Stainless steel – how strong?

The issue of low elastic strength in stainless steels and non-ferrous alloys has raised its head several times, none more so than with B8 austenitic stainless steel. Data from the British Stainless Steel Advisory Service indicated that for structural purposes designers need to estimate a bolt capacity based on 59% of the specified 0.2% proof stress (PS) value.

This applies to fasteners in both solution treated (class 1) and work hardened (class 2) conditions. The following table compares specified 0.2%PS and corresponding elastic limit/bolt capacity values. It also shows the effect of increasing bolt diameter on bolt strength. O.2%PS and elastic limit reduce as the effect of work hardening of surface layers from the production process subsides with increasing bolt cross section. The drop off in strength is quite dramatic.

This has been confirmed by incremental, Load versus Extension tensile testing on full size bolts. Similar incremental tensile testing on other bolting alloys also shows significant differences in 0.2%PS versus true elastic limit. These alloys are in the heat treated condition.

Alloy 0.2%PS N/mm2 Elastic Limit N/mm2 Ratio %
B8 Cl 1 205 123 59
B8 Cl 2 ≤ 19mm 690 414 59
B8 Cl 2 ≥ 20-32mm 550 325 59
Monel K 500 655 475 73
Duplex 255 649 442 68
Marinel 21 A 720 487 68
Titanium Beta C 834 679 81
Titanium 6ALV4 ELI 830 593 71
Inco718 938 753 80

This actual lower bolt load strength potential raises a number of issues. Several non – ferrous alloys with potential usage in offshore operations are marketed on the basis of having similar strength to medium carbon low alloy steel B7, the staple energy bolt. Of course the strength similarity is based on 0.2% proof stress. Design/installation tightening decisions are made on this basis. When you see the ‘true’ strength potential the selected bolt in the replacement alloy quite often is not capable of delivering the design/installation loads needed. This is especially so where design loads and subsequent bolt diameter selection are made on the basis of utilising a high percentage of a bolt’s assumed yield strength i.e efficient design.

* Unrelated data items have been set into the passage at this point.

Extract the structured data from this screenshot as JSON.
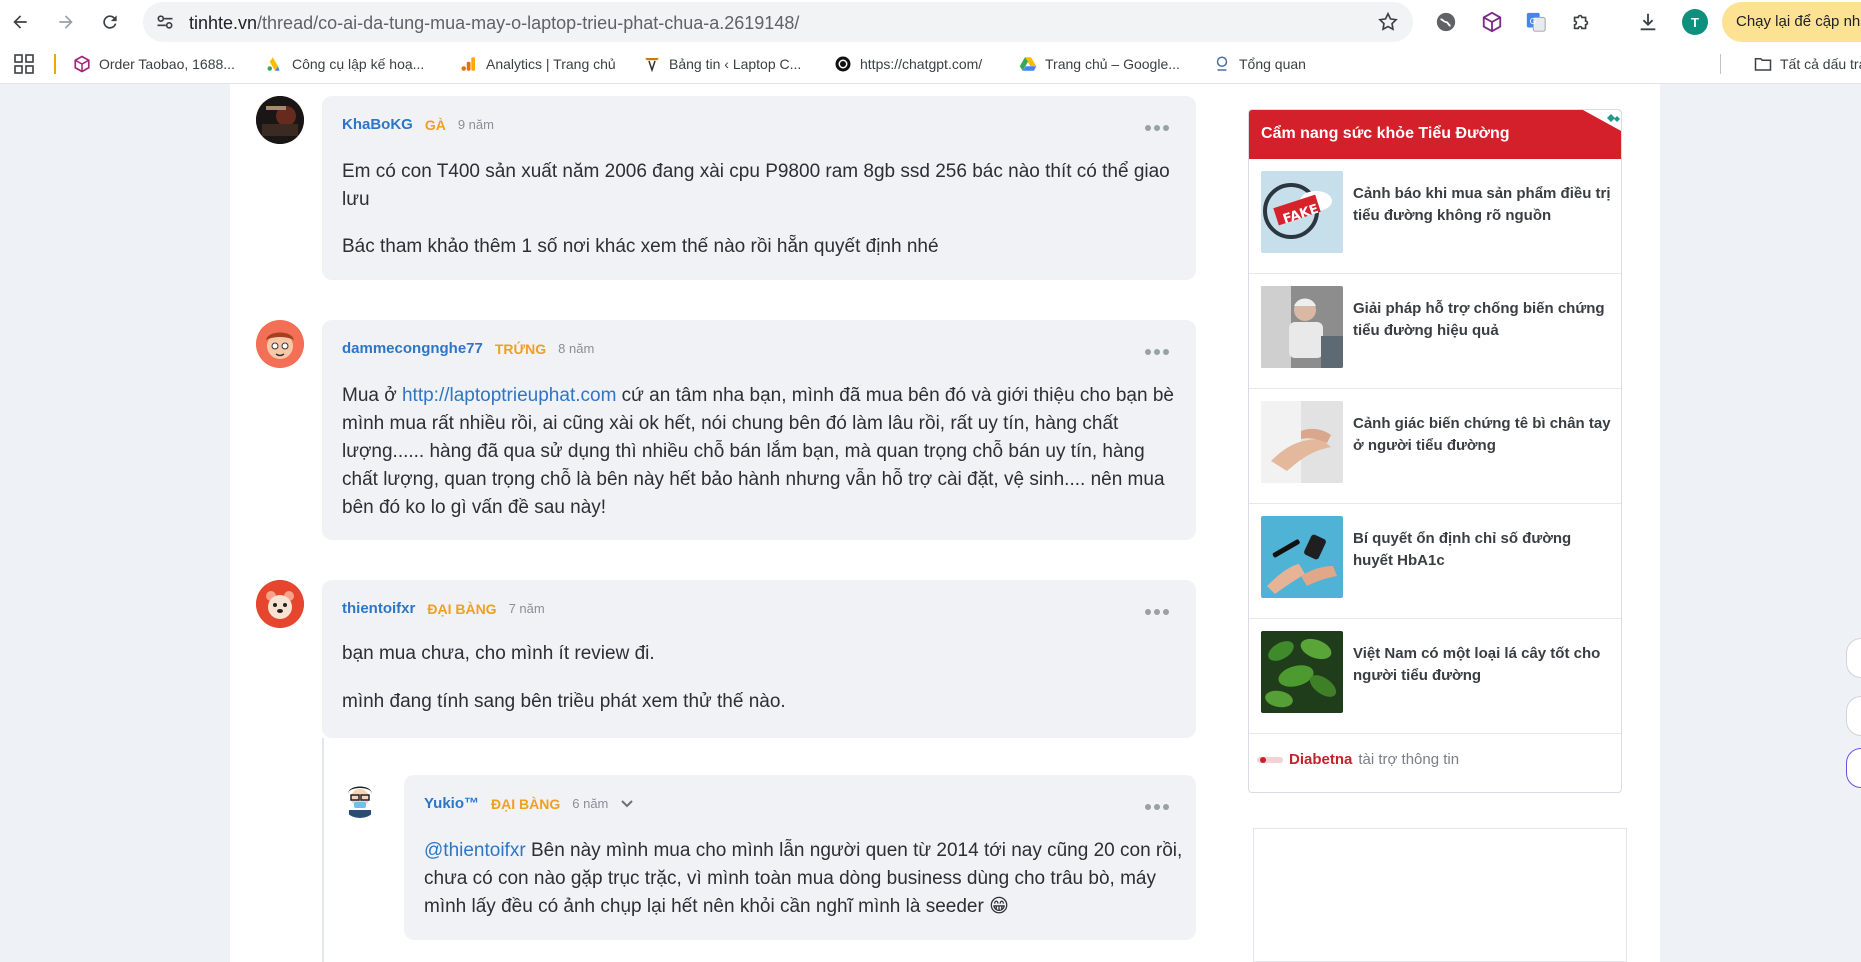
{
  "browser": {
    "url_host": "tinhte.vn",
    "url_path": "/thread/co-ai-da-tung-mua-may-o-laptop-trieu-phat-chua-a.2619148/",
    "profile_initial": "T",
    "update_button": "Chạy lại để cập nhật",
    "accent_color": "#fde293"
  },
  "bookmarks": [
    {
      "label": "Order Taobao, 1688...",
      "icon": "box-icon"
    },
    {
      "label": "Công cụ lập kế hoạ...",
      "icon": "google-ads-icon"
    },
    {
      "label": "Analytics | Trang chủ",
      "icon": "analytics-icon"
    },
    {
      "label": "Bảng tin ‹ Laptop C...",
      "icon": "wordpress-icon"
    },
    {
      "label": "https://chatgpt.com/",
      "icon": "chatgpt-icon"
    },
    {
      "label": "Trang chủ – Google...",
      "icon": "google-drive-icon"
    },
    {
      "label": "Tổng quan",
      "icon": "overview-icon"
    }
  ],
  "bookmarks_right": "Tất cả dấu trang",
  "posts": [
    {
      "user": "KhaBoKG",
      "rank": "GÀ",
      "time": "9 năm",
      "paragraphs": [
        "Em có con T400 sản xuất năm 2006 đang xài cpu P9800 ram 8gb ssd 256 bác nào thít có thể giao lưu",
        "Bác tham khảo thêm 1 số nơi khác xem thế nào rồi hẵn quyết định nhé"
      ]
    },
    {
      "user": "dammecongnghe77",
      "rank": "TRỨNG",
      "time": "8 năm",
      "prefix": "Mua ở ",
      "link": "http://laptoptrieuphat.com",
      "body": " cứ an tâm nha bạn, mình đã mua bên đó và giới thiệu cho bạn bè mình mua rất nhiều rồi, ai cũng xài ok hết, nói chung bên đó làm lâu rồi, rất uy tín, hàng chất lượng...... hàng đã qua sử dụng thì nhiều chỗ bán lắm bạn, mà quan trọng chỗ bán uy tín, hàng chất lượng, quan trọng chỗ là bên này hết bảo hành nhưng vẫn hỗ trợ cài đặt, vệ sinh.... nên mua bên đó ko lo gì vấn đề sau này!"
    },
    {
      "user": "thientoifxr",
      "rank": "ĐẠI BÀNG",
      "time": "7 năm",
      "paragraphs": [
        "bạn mua chưa, cho mình ít review đi.",
        "mình đang tính sang bên triều phát xem thử thế nào."
      ]
    },
    {
      "user": "Yukio™",
      "rank": "ĐẠI BÀNG",
      "time": "6 năm",
      "mention": "@thientoifxr",
      "body": " Bên này mình mua cho mình lẫn người quen từ 2014 tới nay cũng 20 con rồi, chưa có con nào gặp trục trặc, vì mình toàn mua dòng business dùng cho trâu bò, máy mình lấy đều có ảnh chụp lại hết nên khỏi cần nghĩ mình là seeder 😁"
    }
  ],
  "ad": {
    "title": "Cẩm nang sức khỏe Tiểu Đường",
    "header_color": "#d4202a",
    "items": [
      {
        "text": "Cảnh báo khi mua sản phẩm điều trị tiểu đường không rõ nguồn",
        "thumb_label": "FAKE"
      },
      {
        "text": "Giải pháp hỗ trợ chống biến chứng tiểu đường hiệu quả"
      },
      {
        "text": "Cảnh giác biến chứng tê bì chân tay ở người tiểu đường"
      },
      {
        "text": "Bí quyết ổn định chỉ số đường huyết HbA1c"
      },
      {
        "text": "Việt Nam có một loại lá cây tốt cho người tiểu đường"
      }
    ],
    "brand": "Diabetna",
    "sponsor_text": "tài trợ thông tin"
  }
}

Issues are also raised if hydraulic tensioner tightening has been selected. The theoretical hydraulic overload needed to compensate for load transfer losses during the tightening process, resulting in a satisfactory, achieved, residual bolt load, might be feasible based on the specified 0.2% proof stress value but not be feasible when compared with true yield/elastic limit.

Another significant issue is on pressure containing bolted flanges where metallic/semi-metallic gaskets are used. These gaskets often require gasket seating stresses generated by bolt stresses of 200-300 N/mm2. This immediately means solution treated, austenitic stainless steels to Class 1, are not capable of delivering these design bolt stresses. Larger diameter, work hardened Class 2 stainless bolts may also not be feasible in such applications.

Lower than expected elastic bolt strength is not exclusive to stainless steels or non – ferrous alloys. Surprisingly it can be experienced in medium carbon low alloy steels too.